Com a descontinuidade das políticas públicas LGBT no atual governo, o Brasil saiu da 55º posição em 2018 para 68º no ranking de países seguros para LGBT. O Ranking é elaboro pelo site Spartacus que considera as políticas de inclusão e de segurança pública.

Vitória no judiciário



É inegável que os principais avanços no pais em relação aos direitos civis da população LGBT se deram no âmbito do judiciário, pois mesmo o Brasil sendo signatários de acordos internacionais o legislativo pouco avançou neste sentido.

Assim, Primeiramente em 2009 o STF estendeu o direito adoção para população LGBT, em 2010 a união estável e a partir desta última decisão, em 2011, o CNS equiparou a união estável ao casamento civil e estendeu este direito a população LGBT. Em 2018 o STF também em decisão majoritária garantiu o direito a retificação de prenome no registro civil de travestis e pessoas transexuais.

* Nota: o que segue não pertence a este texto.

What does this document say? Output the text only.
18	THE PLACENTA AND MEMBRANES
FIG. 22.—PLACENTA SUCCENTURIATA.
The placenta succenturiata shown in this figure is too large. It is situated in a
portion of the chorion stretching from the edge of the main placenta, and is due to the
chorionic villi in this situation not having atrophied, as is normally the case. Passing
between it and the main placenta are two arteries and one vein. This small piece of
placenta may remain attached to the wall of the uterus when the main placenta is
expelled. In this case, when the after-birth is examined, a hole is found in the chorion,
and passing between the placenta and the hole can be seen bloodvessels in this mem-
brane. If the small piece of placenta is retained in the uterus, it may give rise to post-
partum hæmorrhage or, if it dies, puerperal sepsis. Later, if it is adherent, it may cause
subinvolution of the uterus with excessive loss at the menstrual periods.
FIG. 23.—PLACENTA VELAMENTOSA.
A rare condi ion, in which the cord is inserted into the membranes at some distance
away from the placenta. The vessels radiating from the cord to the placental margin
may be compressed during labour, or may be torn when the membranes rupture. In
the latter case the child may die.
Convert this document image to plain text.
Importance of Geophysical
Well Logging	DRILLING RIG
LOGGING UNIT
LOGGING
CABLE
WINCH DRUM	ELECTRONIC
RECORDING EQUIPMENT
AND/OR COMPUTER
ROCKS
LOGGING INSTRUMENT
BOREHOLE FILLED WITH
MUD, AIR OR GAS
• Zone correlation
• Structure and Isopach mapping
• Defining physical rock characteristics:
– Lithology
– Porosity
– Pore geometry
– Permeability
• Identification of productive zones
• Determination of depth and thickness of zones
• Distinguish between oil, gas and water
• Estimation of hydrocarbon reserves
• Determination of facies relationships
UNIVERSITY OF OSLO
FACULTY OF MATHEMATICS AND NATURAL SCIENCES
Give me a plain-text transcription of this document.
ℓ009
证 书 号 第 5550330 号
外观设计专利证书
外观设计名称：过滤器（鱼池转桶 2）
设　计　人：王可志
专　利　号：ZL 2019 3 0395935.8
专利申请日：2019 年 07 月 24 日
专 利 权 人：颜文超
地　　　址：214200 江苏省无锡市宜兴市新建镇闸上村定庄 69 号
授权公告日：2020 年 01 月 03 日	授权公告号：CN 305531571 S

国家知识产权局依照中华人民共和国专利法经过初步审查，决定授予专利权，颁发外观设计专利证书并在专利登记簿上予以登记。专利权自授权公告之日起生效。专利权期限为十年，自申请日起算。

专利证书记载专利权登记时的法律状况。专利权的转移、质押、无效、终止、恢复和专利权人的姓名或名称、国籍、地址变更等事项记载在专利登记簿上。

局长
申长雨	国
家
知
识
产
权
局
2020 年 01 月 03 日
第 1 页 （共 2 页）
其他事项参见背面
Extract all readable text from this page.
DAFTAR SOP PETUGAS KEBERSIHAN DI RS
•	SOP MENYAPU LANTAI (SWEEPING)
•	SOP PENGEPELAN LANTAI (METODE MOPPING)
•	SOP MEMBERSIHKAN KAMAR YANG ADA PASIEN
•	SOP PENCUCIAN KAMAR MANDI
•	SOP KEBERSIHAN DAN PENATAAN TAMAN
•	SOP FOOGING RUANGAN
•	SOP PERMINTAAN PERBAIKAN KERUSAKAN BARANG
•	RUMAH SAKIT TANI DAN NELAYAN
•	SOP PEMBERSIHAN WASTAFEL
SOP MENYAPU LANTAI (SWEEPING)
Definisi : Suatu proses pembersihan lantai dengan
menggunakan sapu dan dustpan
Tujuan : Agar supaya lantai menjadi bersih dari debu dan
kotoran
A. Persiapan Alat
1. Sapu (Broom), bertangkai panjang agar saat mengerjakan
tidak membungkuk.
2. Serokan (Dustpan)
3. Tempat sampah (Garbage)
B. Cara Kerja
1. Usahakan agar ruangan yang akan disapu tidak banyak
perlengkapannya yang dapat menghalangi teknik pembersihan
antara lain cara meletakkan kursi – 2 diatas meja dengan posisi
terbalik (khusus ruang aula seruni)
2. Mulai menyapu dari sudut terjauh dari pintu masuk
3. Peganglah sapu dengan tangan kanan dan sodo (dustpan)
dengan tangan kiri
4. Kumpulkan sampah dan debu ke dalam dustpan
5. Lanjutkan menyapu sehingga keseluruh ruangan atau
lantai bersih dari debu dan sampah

E em fevereiro deste ano o STF iniciou o julgamento pela criminalização da LGBTfobia.

E diante do julgamento no STF – Supremo Tribunal Federal, da ADO26, cuja tese vencedora no ultimo dia 13/06, até que o Congresso Nacional legisle para criminalizar de fato a LGBTfobia, a mesma passa a ser punível, por analogia, pela lei nº 7.716/1989, e em caso de homicídio doloso passa a configurar motivo torpe, tornando-se crime qualificado e consequentemente crime hediondo, (Código penal Art. 121, §2º, I).

Desde o início do julgamento conservadores e fundamentalistas passaram a se mobilizar no Congresso Nacional para aprovação de projetos supostamente de criminalização da LGBTfobia que tem na verdade o intuito de legalizar violações de direitos consideradas hoje injúria e mascarar o discurso de ódio atrás da liberdade de expressão. Bem como os mesmos fizeram exposições durante o julgamento contra a criminalização, junto a AGU - Advocacia Geral da União, (esta ultima representando o Governo Federal). Várias reuniões de representantes da bancada evangélica com o STF tiveram o pedido de adiamento do julgamento, de modo que seu termino levou cerca de 4 meses para conclusão.

Apesar de se ter projetos tramitando no Congresso Nacional há quase 20 anos, apenas duas leis contemplam a população LBT, que são a lei do feminicídio (nº 13.104/2005) e a lei de importunação sexual (nº13.718/2018), não existindo hoje lei de proteção a população LGBT, de modo que os direitos atuais são garantidos por decretos do poder executivo e decisões judiciais. O fato se dá pela forte presença de conservadores e o sistemático aumento da bancada evangélica.